22 September 2025

Katty Kay: America is at a dangerous crossroads following the Charlie Kirk shooting

Katty Kay

It has been a brutal week in America and I'm not the only one wondering whether the country can pull itself out of this spiral of hatred and violence.

After one of the most searing assassinations in US history, the governor of Utah pleaded for Americans to turn down the political temperature.

But hardly anyone that I've spoken to since Charlie Kirk's death thinks that will be the path the country will choose. Not anytime soon, at least.

Recent history is full of examples where America has chosen not to come together after a tragedy. It didn't happen 14 years ago after a Democratic congresswoman was shot in the head in Arizona. Nor eight years ago, when a Republican congressman was shot during baseball practice.

Americans didn't even come together in the face of a global pandemic. In fact, Covid made divisions worse.

The reason is simple, yet hard to change. The incentives that fuel American political life reward the people and platforms that turn up the heat, not those who dial tensions down.

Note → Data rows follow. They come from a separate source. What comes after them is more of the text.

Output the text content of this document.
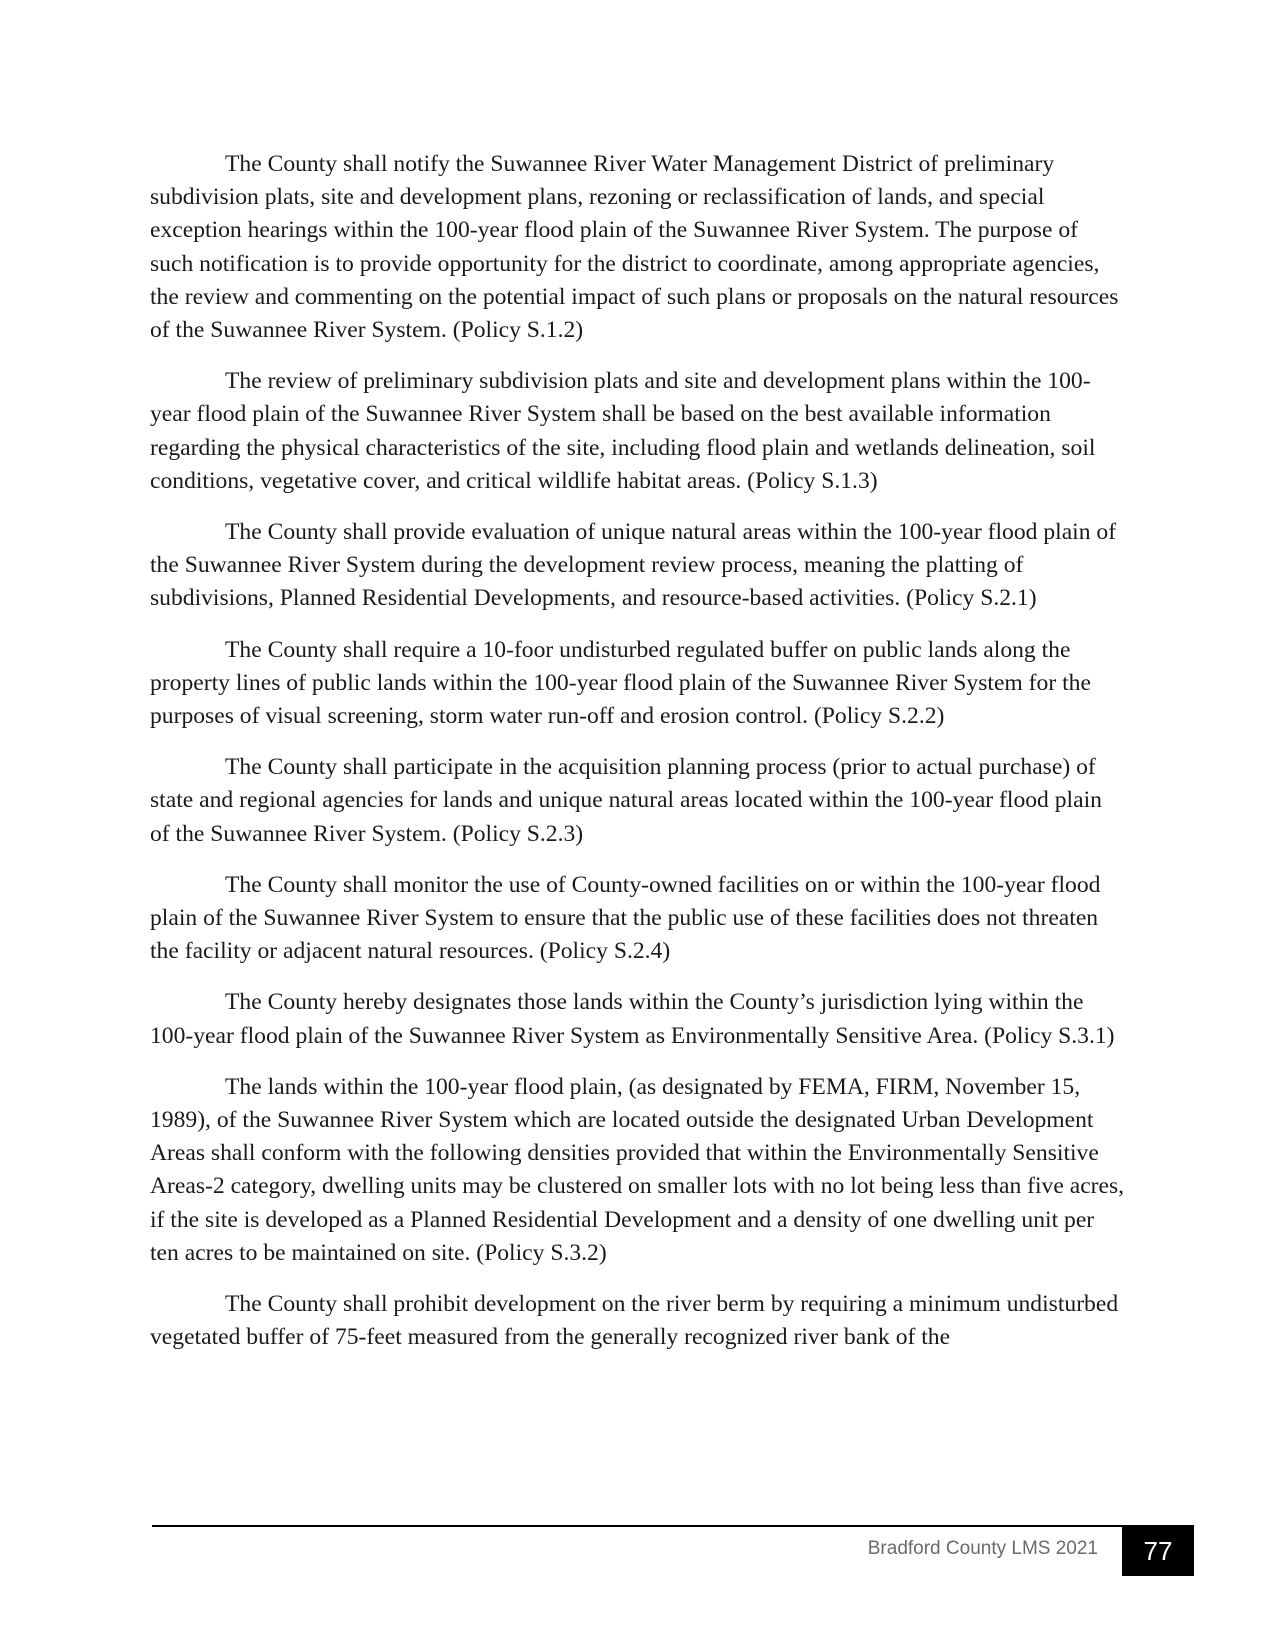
The County shall notify the Suwannee River Water Management District of preliminary subdivision plats, site and development plans, rezoning or reclassification of lands, and special exception hearings within the 100-year flood plain of the Suwannee River System. The purpose of such notification is to provide opportunity for the district to coordinate, among appropriate agencies, the review and commenting on the potential impact of such plans or proposals on the natural resources of the Suwannee River System. (Policy S.1.2)

The review of preliminary subdivision plats and site and development plans within the 100-year flood plain of the Suwannee River System shall be based on the best available information regarding the physical characteristics of the site, including flood plain and wetlands delineation, soil conditions, vegetative cover, and critical wildlife habitat areas. (Policy S.1.3)

The County shall provide evaluation of unique natural areas within the 100-year flood plain of the Suwannee River System during the development review process, meaning the platting of subdivisions, Planned Residential Developments, and resource-based activities. (Policy S.2.1)

The County shall require a 10-foor undisturbed regulated buffer on public lands along the property lines of public lands within the 100-year flood plain of the Suwannee River System for the purposes of visual screening, storm water run-off and erosion control. (Policy S.2.2)

The County shall participate in the acquisition planning process (prior to actual purchase) of state and regional agencies for lands and unique natural areas located within the 100-year flood plain of the Suwannee River System. (Policy S.2.3)

The County shall monitor the use of County-owned facilities on or within the 100-year flood plain of the Suwannee River System to ensure that the public use of these facilities does not threaten the facility or adjacent natural resources. (Policy S.2.4)

The County hereby designates those lands within the County’s jurisdiction lying within the 100-year flood plain of the Suwannee River System as Environmentally Sensitive Area. (Policy S.3.1)

The lands within the 100-year flood plain, (as designated by FEMA, FIRM, November 15, 1989), of the Suwannee River System which are located outside the designated Urban Development Areas shall conform with the following densities provided that within the Environmentally Sensitive Areas-2 category, dwelling units may be clustered on smaller lots with no lot being less than five acres, if the site is developed as a Planned Residential Development and a density of one dwelling unit per ten acres to be maintained on site. (Policy S.3.2)

The County shall prohibit development on the river berm by requiring a minimum undisturbed vegetated buffer of 75-feet measured from the generally recognized river bank of the

Bradford County LMS 2021	77
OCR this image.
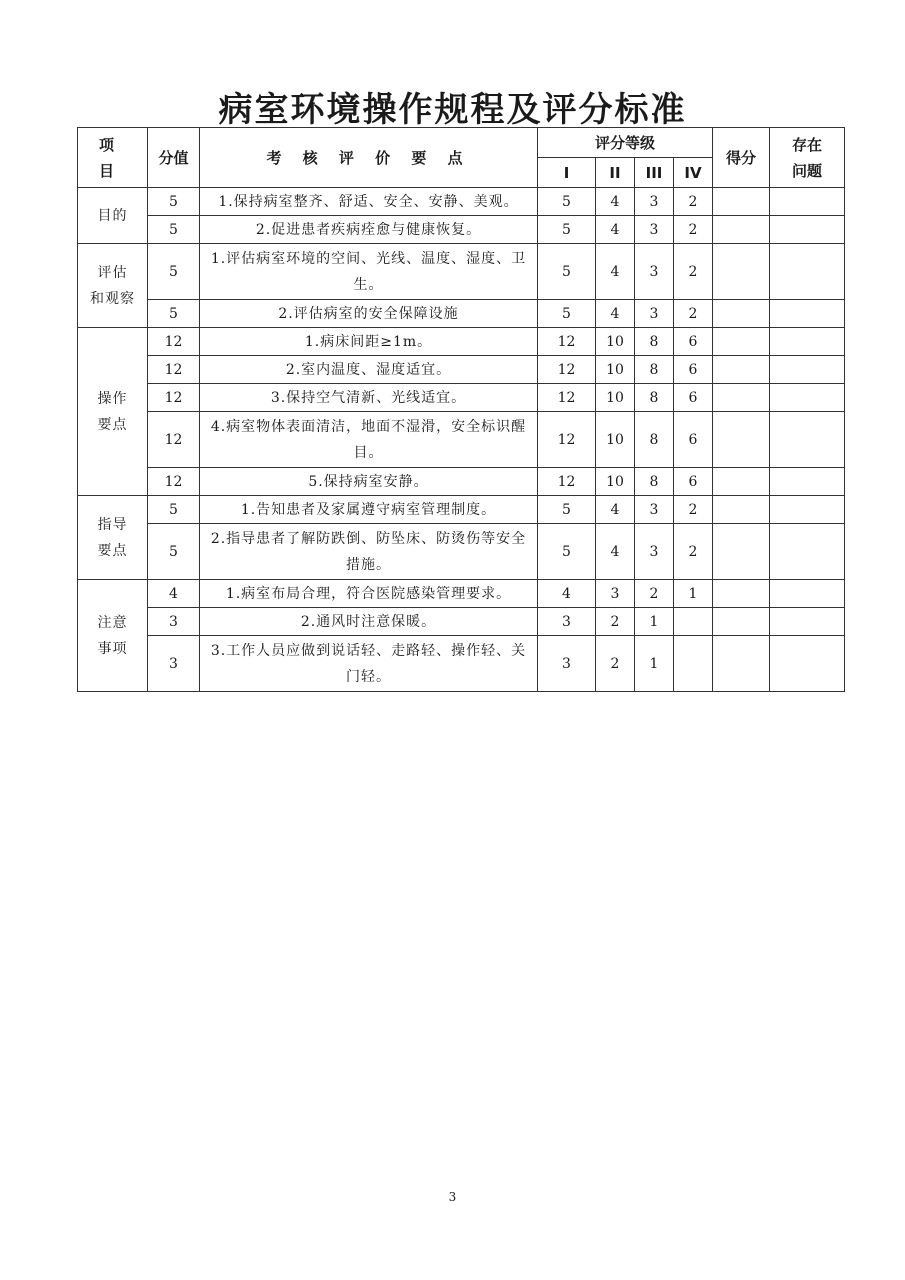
病室环境操作规程及评分标准
项 目	分值	考 核 评 价 要 点	评分等级				得分	存在
问题

			I	II	III	IV		

目的	5	1.保持病室整齐、舒适、安全、安静、美观。	5	4	3	2		
	5	2.促进患者疾病痊愈与健康恢复。	5	4	3	2		

评估
和观察	5	1.评估病室环境的空间、光线、温度、湿度、卫生。	5	4	3	2		
	5	2.评估病室的安全保障设施	5	4	3	2		

操作
要点	12	1.病床间距≥1m。	12	10	8	6		
	12	2.室内温度、湿度适宜。	12	10	8	6		
	12	3.保持空气清新、光线适宜。	12	10	8	6		
	12	4.病室物体表面清洁，地面不湿滑，安全标识醒目。	12	10	8	6		
	12	5.保持病室安静。	12	10	8	6		

指导
要点	5	1.告知患者及家属遵守病室管理制度。	5	4	3	2		
	5	2.指导患者了解防跌倒、防坠床、防烫伤等安全措施。	5	4	3	2		

注意
事项	4	1.病室布局合理，符合医院感染管理要求。	4	3	2	1		
	3	2.通风时注意保暖。	3	2	1			
	3	3.工作人员应做到说话轻、走路轻、操作轻、关门轻。	3	2	1			
3
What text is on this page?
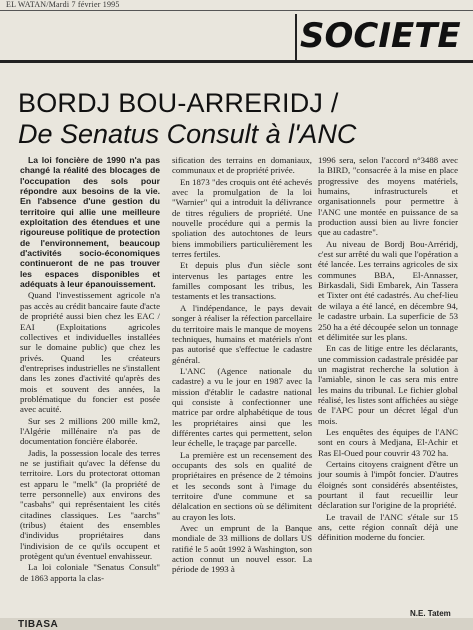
EL WATAN/Mardi 7 février 1995
SOCIETE
BORDJ BOU-ARRERIDJ /
De Senatus Consult à l'ANC

La loi foncière de 1990 n'a pas changé la réalité des blocages de l'occupation des sols pour répondre aux besoins de la vie. En l'absence d'une gestion du territoire qui allie une meilleure exploitation des étendues et une rigoureuse politique de protection de l'environnement, beaucoup d'activités socio-économiques continueront de ne pas trouver les espaces disponibles et adéquats à leur épanouissement.

Quand l'investissement agricole n'a pas accès au crédit bancaire faute d'acte de propriété aussi bien chez les EAC / EAI (Exploitations agricoles collectives et individuelles installées sur le domaine public) que chez les privés. Quand les créateurs d'entreprises industrielles ne s'installent dans les zones d'activité qu'après des mois et souvent des années, la problématique du foncier est posée avec acuité.

Sur ses 2 millions 200 mille km2, l'Algérie millénaire n'a pas de documentation foncière élaborée.

Jadis, la possession locale des terres ne se justifiait qu'avec la défense du territoire. Lors du protectorat ottoman est apparu le "melk" (la propriété de terre personnelle) aux environs des "casbahs" qui représentaient les cités citadines classiques. Les "aarchs" (tribus) étaient des ensembles d'individus propriétaires dans l'indivision de ce qu'ils occupent et protègent qu'un éventuel envahisseur.

La loi coloniale "Senatus Consult" de 1863 apporta la clas-

sification des terrains en domaniaux, communaux et de propriété privée.

En 1873 "des croquis ont été achevés avec la promulgation de la loi "Warnier" qui a introduit la délivrance de titres réguliers de propriété. Une nouvelle procédure qui a permis la spoliation des autochtones de leurs biens immobiliers particulièrement les terres fertiles.

Et depuis plus d'un siècle sont intervenus les partages entre les familles composant les tribus, les testaments et les transactions.

A l'indépendance, le pays devait songer à réaliser la réfection parcellaire du territoire mais le manque de moyens techniques, humains et matériels n'ont pas autorisé que s'effectue le cadastre général.

L'ANC (Agence nationale du cadastre) a vu le jour en 1987 avec la mission d'établir le cadastre national qui consiste à confectionner une matrice par ordre alphabétique de tous les propriétaires ainsi que les différentes cartes qui permettent, selon leur échelle, le traçage par parcelle.

La première est un recensement des occupants des sols en qualité de propriétaires en présence de 2 témoins et les seconds sont à l'image du territoire d'une commune et sa délalcation en sections où se délimitent au crayon les lots.

Avec un emprunt de la Banque mondiale de 33 millions de dollars US ratifié le 5 août 1992 à Washington, son action connut un nouvel essor. La période de 1993 à

1996 sera, selon l'accord n°3488 avec la BIRD, "consacrée à la mise en place progressive des moyens matériels, humains, infrastructurels et organisationnels pour permettre à l'ANC une montée en puissance de sa production aussi bien au livre foncier que au cadastre".

Au niveau de Bordj Bou-Arréridj, c'est sur arrêté du wali que l'opération a été lancée. Les terrains agricoles de six communes BBA, El-Annasser, Birkasdali, Sidi Embarek, Ain Tassera et Tixter ont été cadastrés. Au chef-lieu de wilaya a été lancé, en décembre 94, le cadastre urbain. La superficie de 53 250 ha a été découpée selon un tonnage et délimitée sur les plans.

En cas de litige entre les déclarants, une commission cadastrale présidée par un magistrat recherche la solution à l'amiable, sinon le cas sera mis entre les mains du tribunal. Le fichier global réalisé, les listes sont affichées au siège de l'APC pour un décret légal d'un mois.

Les enquêtes des équipes de l'ANC sont en cours à Medjana, El-Achir et Ras El-Oued pour couvrir 43 702 ha.

Certains citoyens craignent d'être un jour soumis à l'impôt foncier. D'autres éloignés sont considérés absentéistes, pourtant il faut recueillir leur déclaration sur l'origine de la propriété.

Le travail de l'ANC s'étale sur 15 ans, cette région connaît déjà une définition moderne du foncier.

N.E. Tatem
TIBASA
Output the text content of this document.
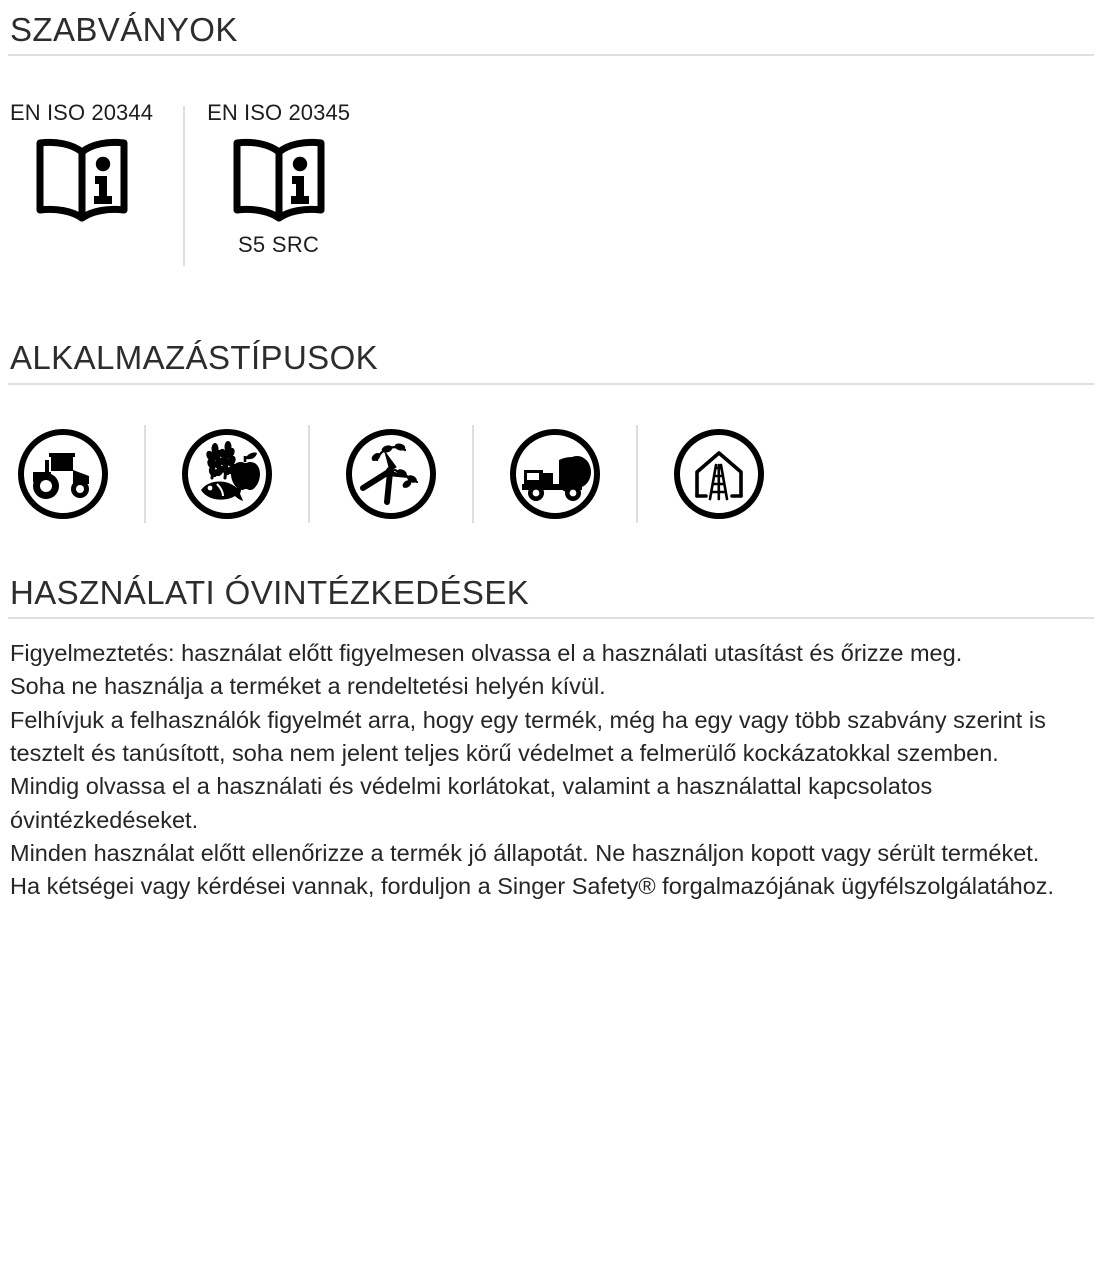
SZABVÁNYOK
EN ISO 20344 EN ISO 20345
S5 SRC
ALKALMAZÁSTÍPUSOK
HASZNÁLATI ÓVINTÉZKEDÉSEK

Figyelmeztetés: használat előtt figyelmesen olvassa el a használati utasítást és őrizze meg.

Soha ne használja a terméket a rendeltetési helyén kívül.

Felhívjuk a felhasználók figyelmét arra, hogy egy termék, még ha egy vagy több szabvány szerint is tesztelt és tanúsított, soha nem jelent teljes körű védelmet a felmerülő kockázatokkal szemben.

Mindig olvassa el a használati és védelmi korlátokat, valamint a használattal kapcsolatos óvintézkedéseket.

Minden használat előtt ellenőrizze a termék jó állapotát. Ne használjon kopott vagy sérült terméket.

Ha kétségei vagy kérdései vannak, forduljon a Singer Safety® forgalmazójának ügyfélszolgálatához.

Around the country, you're more likely to get elected to political office if you run on policies and rhetoric that appeal to your political base, rather than the political middle (it's the depressing byproduct of gerrymandering - the original sin behind America's dysfunctional, divided politics).

Equally, in the media, people who opine about politics are rewarded for being more extreme and stoking outrage — that's the way to get more eyeballs and, ultimately, more advertising dollars.

This incentive structure is what makes Utah Governor Spencer Cox something of an American exception.